Hey all,

I am having issues applying SGHMC inference on a convolutional neural network, such as LeNet. We believe our LeNet architecture is valid, but after 50000 iterations, the network does not learn anything.

We tested on applying MNIST dataset on a single layer NN with SGHMC, and we got 90% after 10000 iteration with batch size of 500.

Does Edward/SGHMC work on when using convolution operation, or are we doing something wrong with our model.

Here is our notebook of training LeNet with SGHMC with MNIST dataset.

Can anyone advise/help with why SGHMC is performing? My teammate and I would really appreciate it!

1 Like

I didn’t run your code so I could be wrong but I see in the model you define the placeholder X but then you define a new placeholder x which is the one used in the inference run. I hope this helps.

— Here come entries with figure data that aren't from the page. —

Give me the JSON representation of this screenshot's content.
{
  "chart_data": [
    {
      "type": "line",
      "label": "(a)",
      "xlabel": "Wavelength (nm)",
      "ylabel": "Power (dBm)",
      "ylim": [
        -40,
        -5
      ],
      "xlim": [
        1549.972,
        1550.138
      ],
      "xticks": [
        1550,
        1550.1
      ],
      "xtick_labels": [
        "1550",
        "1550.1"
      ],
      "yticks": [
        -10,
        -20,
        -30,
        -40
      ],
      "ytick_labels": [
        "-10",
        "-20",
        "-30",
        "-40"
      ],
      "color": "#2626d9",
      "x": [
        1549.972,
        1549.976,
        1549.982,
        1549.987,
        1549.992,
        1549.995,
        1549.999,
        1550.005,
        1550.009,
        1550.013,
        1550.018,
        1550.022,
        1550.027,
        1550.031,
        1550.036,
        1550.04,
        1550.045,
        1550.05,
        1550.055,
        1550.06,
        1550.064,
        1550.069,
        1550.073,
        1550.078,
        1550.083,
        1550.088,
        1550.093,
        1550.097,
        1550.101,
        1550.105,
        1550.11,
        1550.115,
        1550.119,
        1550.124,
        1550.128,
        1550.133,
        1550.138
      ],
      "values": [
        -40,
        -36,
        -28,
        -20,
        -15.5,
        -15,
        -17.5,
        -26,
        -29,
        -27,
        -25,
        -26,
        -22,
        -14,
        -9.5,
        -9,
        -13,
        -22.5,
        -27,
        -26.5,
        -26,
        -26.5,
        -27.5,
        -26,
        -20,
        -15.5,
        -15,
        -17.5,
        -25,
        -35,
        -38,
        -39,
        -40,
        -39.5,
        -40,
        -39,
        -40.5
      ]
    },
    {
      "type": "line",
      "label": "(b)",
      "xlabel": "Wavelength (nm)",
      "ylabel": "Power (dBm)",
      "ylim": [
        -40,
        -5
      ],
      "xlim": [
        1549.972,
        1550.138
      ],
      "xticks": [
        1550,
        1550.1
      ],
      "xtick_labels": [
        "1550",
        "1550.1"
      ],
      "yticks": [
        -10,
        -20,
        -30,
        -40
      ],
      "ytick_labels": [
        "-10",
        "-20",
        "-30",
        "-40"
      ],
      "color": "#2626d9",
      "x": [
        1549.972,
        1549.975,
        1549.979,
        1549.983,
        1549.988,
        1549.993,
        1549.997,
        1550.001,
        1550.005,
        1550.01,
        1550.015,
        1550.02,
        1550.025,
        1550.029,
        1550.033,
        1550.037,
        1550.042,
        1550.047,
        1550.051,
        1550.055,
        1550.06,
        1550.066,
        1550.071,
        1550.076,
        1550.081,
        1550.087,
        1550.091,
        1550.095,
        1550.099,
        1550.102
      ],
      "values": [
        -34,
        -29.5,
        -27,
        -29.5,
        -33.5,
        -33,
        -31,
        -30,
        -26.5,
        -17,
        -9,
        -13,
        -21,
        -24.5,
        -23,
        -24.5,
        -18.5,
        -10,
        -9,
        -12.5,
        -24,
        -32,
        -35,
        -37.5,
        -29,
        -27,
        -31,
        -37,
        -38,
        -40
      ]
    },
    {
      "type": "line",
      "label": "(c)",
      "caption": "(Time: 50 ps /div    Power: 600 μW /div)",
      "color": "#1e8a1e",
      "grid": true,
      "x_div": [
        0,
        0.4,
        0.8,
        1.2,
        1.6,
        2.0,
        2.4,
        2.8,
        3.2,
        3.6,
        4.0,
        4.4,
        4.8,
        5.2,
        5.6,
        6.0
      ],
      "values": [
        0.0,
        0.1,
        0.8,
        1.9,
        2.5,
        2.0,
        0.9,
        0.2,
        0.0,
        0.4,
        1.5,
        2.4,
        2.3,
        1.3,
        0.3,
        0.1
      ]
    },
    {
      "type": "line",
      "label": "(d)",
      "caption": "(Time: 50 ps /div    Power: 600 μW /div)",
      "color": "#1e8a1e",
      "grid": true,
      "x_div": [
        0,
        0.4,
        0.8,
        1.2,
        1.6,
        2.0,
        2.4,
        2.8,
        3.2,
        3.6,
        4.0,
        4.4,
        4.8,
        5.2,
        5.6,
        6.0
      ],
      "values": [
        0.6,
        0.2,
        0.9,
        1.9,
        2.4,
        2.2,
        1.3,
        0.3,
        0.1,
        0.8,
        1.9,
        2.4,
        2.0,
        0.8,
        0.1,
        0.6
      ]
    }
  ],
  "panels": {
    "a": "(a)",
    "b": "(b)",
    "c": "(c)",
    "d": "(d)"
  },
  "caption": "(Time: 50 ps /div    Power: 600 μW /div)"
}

I’m also trying something similar. But I am using HMC with a smaller scale dataset (about 20000 training images and 2000 testing images). I haven’t quite figure out how to get reasonable results. I am monitoring the acceptance rate returned by the hmc inference function. It suppose to be close to 1. A couple of things I noticed could change the acceptance rate of samples are: 1) initial values of the q variables i.e. the variables with Empirical distributions. 2) step_size (SGHMC also has this one); 3) n_steps (For SGHMC this is ‘friction’). By tuning the values of 1),2),3) I manage to get a reasonable acceptance rate. I also found the acceptance rate is quite sensitive to the choice of 1),2),3). However, the issue is that the model still does not learn anything meaning that if I use the samples of q variables to perform inference, the results are pretty poor.

I am not really sure how to debug this. Any further comments on getting HMC/SGHMC working on CNN are appreciated.